JO: En mi opinión, hay algunos sectores que están más preparados para el RGPD, que son además, los sectores más regulados porque están ya de alguna forma familiarizados en procesos similares. Sin embargo, hay algunas áreas particulares de la ley que hacen con que algunos procedimientos tengan de ser re diseñados o creados.

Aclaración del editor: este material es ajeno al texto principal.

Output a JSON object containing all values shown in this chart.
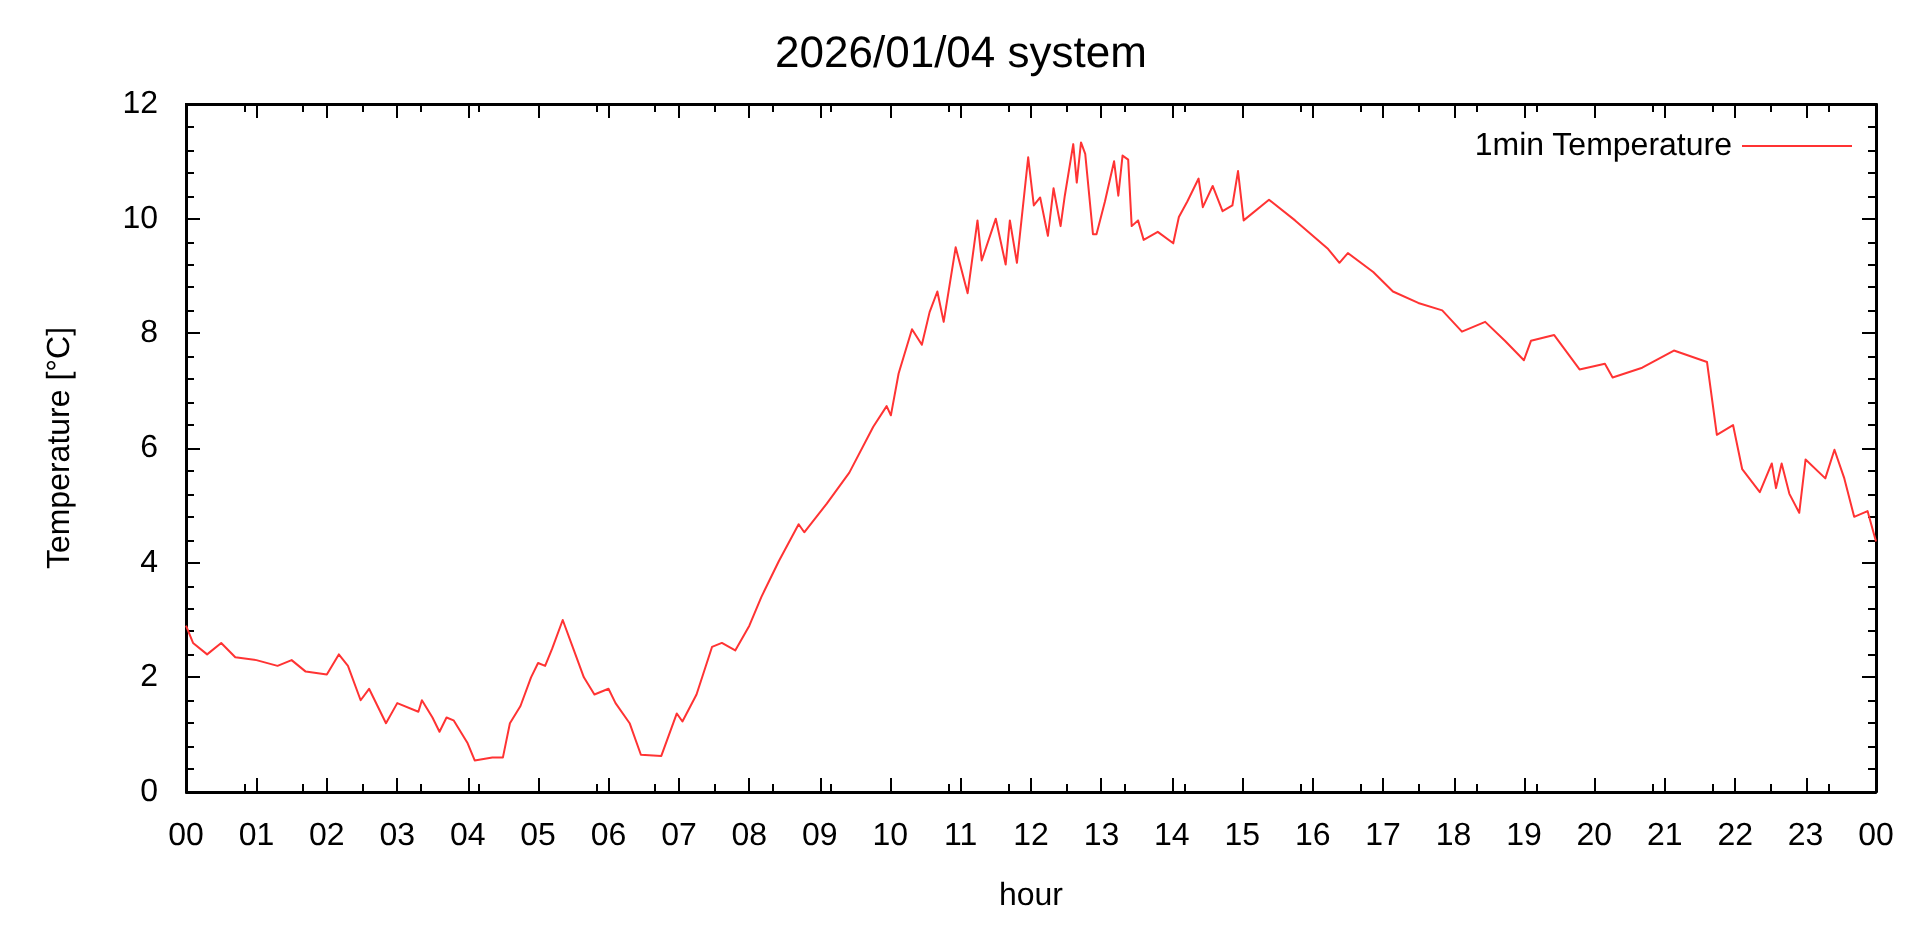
{
  "chart_data": {
    "type": "line",
    "title": "2026/01/04 system",
    "xlabel": "hour",
    "ylabel": "Temperature [°C]",
    "xlim": [
      0,
      24
    ],
    "ylim": [
      0,
      12
    ],
    "xticks": [
      {
        "value": 0,
        "label": "00"
      },
      {
        "value": 1,
        "label": "01"
      },
      {
        "value": 2,
        "label": "02"
      },
      {
        "value": 3,
        "label": "03"
      },
      {
        "value": 4,
        "label": "04"
      },
      {
        "value": 5,
        "label": "05"
      },
      {
        "value": 6,
        "label": "06"
      },
      {
        "value": 7,
        "label": "07"
      },
      {
        "value": 8,
        "label": "08"
      },
      {
        "value": 9,
        "label": "09"
      },
      {
        "value": 10,
        "label": "10"
      },
      {
        "value": 11,
        "label": "11"
      },
      {
        "value": 12,
        "label": "12"
      },
      {
        "value": 13,
        "label": "13"
      },
      {
        "value": 14,
        "label": "14"
      },
      {
        "value": 15,
        "label": "15"
      },
      {
        "value": 16,
        "label": "16"
      },
      {
        "value": 17,
        "label": "17"
      },
      {
        "value": 18,
        "label": "18"
      },
      {
        "value": 19,
        "label": "19"
      },
      {
        "value": 20,
        "label": "20"
      },
      {
        "value": 21,
        "label": "21"
      },
      {
        "value": 22,
        "label": "22"
      },
      {
        "value": 23,
        "label": "23"
      },
      {
        "value": 24,
        "label": "00"
      }
    ],
    "yticks": [
      0,
      2,
      4,
      6,
      8,
      10,
      12
    ],
    "grid": false,
    "legend": "top right",
    "marker": "none",
    "line_style": "solid",
    "series": [
      {
        "name": "1min Temperature",
        "color": "#ff3333",
        "x": [
          0,
          0.1,
          0.3,
          0.5,
          0.7,
          1.0,
          1.3,
          1.5,
          1.7,
          2.0,
          2.17,
          2.3,
          2.48,
          2.6,
          2.84,
          3.0,
          3.3,
          3.35,
          3.5,
          3.6,
          3.7,
          3.8,
          4.0,
          4.1,
          4.35,
          4.5,
          4.6,
          4.75,
          4.9,
          5.0,
          5.1,
          5.2,
          5.35,
          5.5,
          5.65,
          5.8,
          6.0,
          6.1,
          6.3,
          6.46,
          6.75,
          6.97,
          7.05,
          7.25,
          7.47,
          7.61,
          7.8,
          8.0,
          8.17,
          8.42,
          8.7,
          8.78,
          9.1,
          9.42,
          9.76,
          9.95,
          10.01,
          10.12,
          10.31,
          10.45,
          10.56,
          10.67,
          10.76,
          10.93,
          11.1,
          11.24,
          11.3,
          11.5,
          11.64,
          11.7,
          11.8,
          11.96,
          12.04,
          12.13,
          12.24,
          12.32,
          12.42,
          12.48,
          12.6,
          12.65,
          12.71,
          12.77,
          12.88,
          12.93,
          13.05,
          13.18,
          13.24,
          13.3,
          13.38,
          13.43,
          13.52,
          13.6,
          13.8,
          14.02,
          14.1,
          14.22,
          14.38,
          14.44,
          14.58,
          14.72,
          14.86,
          14.94,
          15.02,
          15.38,
          15.75,
          16.22,
          16.38,
          16.5,
          16.86,
          17.14,
          17.5,
          17.84,
          18.12,
          18.45,
          18.73,
          19.0,
          19.1,
          19.43,
          19.79,
          20.15,
          20.26,
          20.68,
          21.13,
          21.6,
          21.74,
          21.97,
          22.1,
          22.35,
          22.52,
          22.58,
          22.66,
          22.77,
          22.91,
          23.0,
          23.28,
          23.41,
          23.55,
          23.69,
          23.88,
          24.0
        ],
        "values": [
          2.9,
          2.6,
          2.4,
          2.6,
          2.35,
          2.3,
          2.2,
          2.3,
          2.1,
          2.05,
          2.4,
          2.2,
          1.6,
          1.8,
          1.2,
          1.55,
          1.4,
          1.6,
          1.3,
          1.05,
          1.3,
          1.25,
          0.85,
          0.55,
          0.6,
          0.6,
          1.2,
          1.5,
          2.0,
          2.25,
          2.2,
          2.5,
          3.0,
          2.5,
          2.0,
          1.7,
          1.8,
          1.55,
          1.2,
          0.65,
          0.63,
          1.37,
          1.23,
          1.7,
          2.53,
          2.6,
          2.47,
          2.9,
          3.4,
          4.03,
          4.67,
          4.53,
          5.03,
          5.57,
          6.37,
          6.73,
          6.57,
          7.3,
          8.07,
          7.8,
          8.37,
          8.73,
          8.2,
          9.5,
          8.7,
          9.97,
          9.27,
          10.0,
          9.2,
          9.97,
          9.23,
          11.07,
          10.23,
          10.37,
          9.7,
          10.53,
          9.87,
          10.4,
          11.3,
          10.63,
          11.33,
          11.13,
          9.73,
          9.73,
          10.3,
          11.0,
          10.4,
          11.1,
          11.03,
          9.87,
          9.97,
          9.63,
          9.77,
          9.57,
          10.03,
          10.3,
          10.7,
          10.2,
          10.57,
          10.13,
          10.23,
          10.83,
          9.97,
          10.33,
          9.97,
          9.47,
          9.23,
          9.4,
          9.07,
          8.73,
          8.53,
          8.4,
          8.03,
          8.2,
          7.87,
          7.53,
          7.87,
          7.97,
          7.37,
          7.47,
          7.23,
          7.4,
          7.7,
          7.5,
          6.23,
          6.4,
          5.63,
          5.23,
          5.73,
          5.3,
          5.73,
          5.2,
          4.87,
          5.8,
          5.47,
          5.97,
          5.47,
          4.8,
          4.9,
          4.37
        ]
      }
    ]
  }
}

En particular, los más problemáticos serían:

  • Mercado minorista: puesto que recoge una gran cantidad de datos personales que utilizan para distintos propósitos, donde se incluye la venta a otras empresas.
  • Sector hotelero y de viajes: obtiene y retiene información sensible que puede ser y ha sido objeto de ataques de robo de identidad personal y bancaria.
  • Call centres: al hacer tratamiento de datos de terceros, tendrán que certificar que pueden hacer uso de dichos datos para ese fin y para ese contexto. Asimismo, deberán garantizar que la fuente de suministro de datos tiene el consentimiento necesario para su tratamiento. En el caso que los individuos rechacen el tratamiento, los call centres deberán estar capacitados para hacer cumplir el ejercicio de derecho
  • Organizaciones gubernamentales: son, quizá, las entidades que poseen más datos personales y que más los intercambian/comparten. Es cierto que hay excepciones para entidades públicas, como la Agencia Tributaria, las fuerzas de seguridad y la justicia, ante las cuales los ciudadanos no pueden ejercer algunos de los derechos – como el derecho al olvido y supresión de datos –. Sin embargo, hay otras que se someten a las mismas normas que las entidades privadas, como educación, que posee datos muy sensibles – ya sean sociales/sociológicos, demográficos, económicos,… – de menores y de su núcleo familiar.
  • Existe, además, el caso de los proveedores de asistencia sanitaria y de medios de diagnóstico, que comparten datos personales muy sensibles y que, por ello, tendrán que garantizar que los mismos serán solo accedidos por quien lo haya autorizado y no serán compartidos sin que el ciudadano sepa con quién y con qué fin…

 

WoD:¿ De dónde provienen las dificultades que afectan las empresas españolas?
JO: La raíz de los problemas de las empresas con respecto al RGPD se debe, en gran parte, a cómo los procesos de negocio funcionan y son gobernados, a la ausencia de un gobierno de datos eficaz (si es que existe alguno), y a la proliferación de fuentes y repositorios de datos que, por ello, quedan fuera de control. Si las organizaciones no saben qué datos personales poseen, ni donde están, quien les accede y porqué, con quien se comparten y con qué finalidad, cómo se utilizan estos datos personales en procesos de negocio, entre otros, entonces no están capacitadas para cumplir las requisitos del RGPD en lo que concierne al ejercicio de derechos de los ciudadanos, ni para informar a las autoridades – nacionales o extranjeras.

 

WoD: En base a su experiencia internacional, ¿cree que las dificultades de las empresas españolas, y su situación actual, están en línea con los demás países europeos?
JO: La realidad en España, al igual que en otros países, es que cada autoridad nacional de protección de datos empezó a trabajar previamente en el RGPD y a asesorar a las organizaciones, incluso adquiriendo medidas preventivas, con el fin de sensibilizar las organizaciones para lo que hoy entra en vigor.  Es necesario recordar que la Autoridad Europea de Protección de Datos tiene el poder de actuar sobre cualquier Estado miembro, cuando la autoridad del Estado miembro no actúa, o por recurso del ciudadano.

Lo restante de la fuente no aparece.